Chapitre 1 : Une place vide
La salle de cours était toujours la même : froide, impersonnelle, avec ces tables grises sur lesquelles des générations d’étudiants avaient gravé leurs initiales. Assis au fond, à droite, là où la lumière de la fenêtre tombait obliquement, j’avais pris l’habitude de m’y installer chaque jour, seul. Ce n’était pas une préférence sociale, mais plutôt une manière de préserver mon petit monde intérieur. J’étais Lucas, étudiant en littérature, et ma solitude n’avait jamais été une gêne. Elle était une compagne silencieuse, une couverture que je tirais sur moi pour mieux m’immerger dans les mots.
Ce matin-là, le cours avait commencé comme tous les autres. M. Lefebvre, le professeur de philosophie, écrivait au tableau d’une main distraite, tandis que les étudiants bavardaient ou pianotaient sur leurs téléphones. Rien ne semblait devoir perturber ma routine jusqu’à ce qu’elle entre dans la salle.
Elle avait franchi la porte avec une aisance presque imperceptible, comme si elle appartenait déjà à cet endroit. Son regard parcourut rapidement la salle avant de s’arrêter sur moi.
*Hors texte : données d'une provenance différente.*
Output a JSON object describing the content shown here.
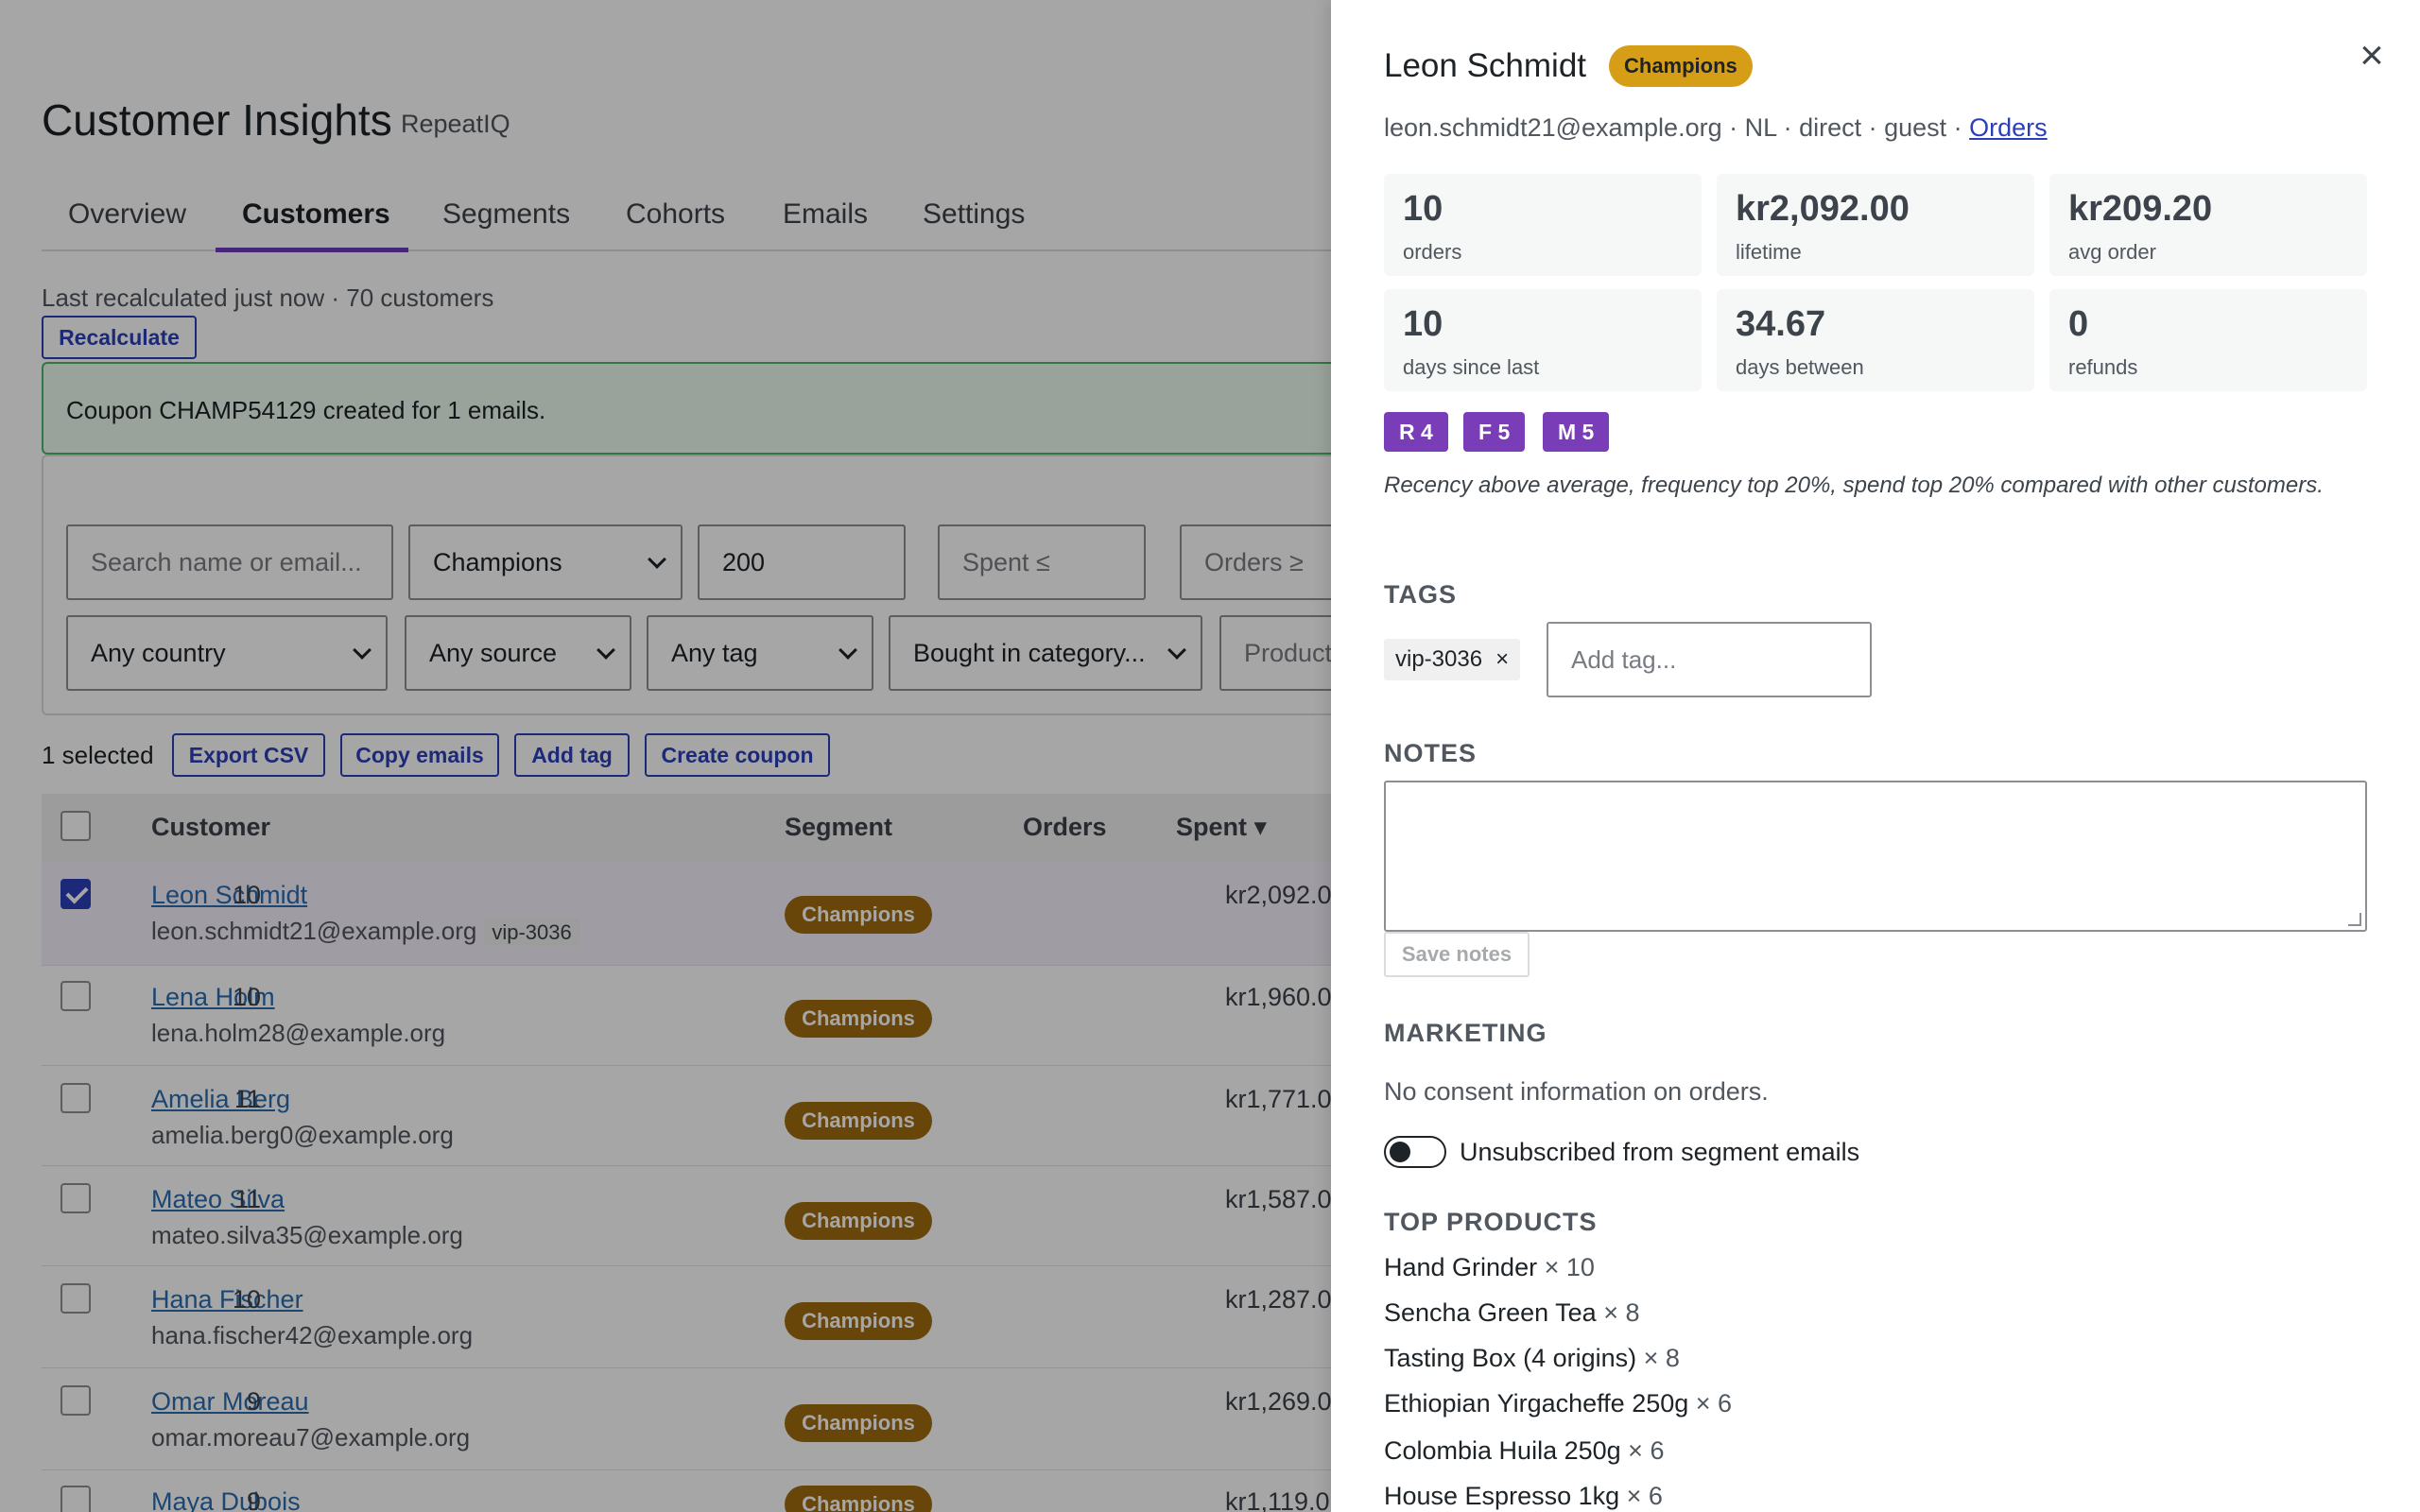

Et, contre toute attente, elle s’avança jusqu’à ma table.
— Excuse-moi, cette place est libre ? demanda-t-elle.
Je bafouillai un « Oui, bien sûr » maladroit, surpris qu’elle m’adresse la parole. Elle posa son sac, tira la chaise, et s’installa sans hésitation. Elle sentait une odeur subtile de cèdre et de papier neuf, comme si elle sortait tout juste d’une librairie. Je ne savais pas encore que cet instant allait marquer le début d’un bouleversement que je n’avais pas anticipé.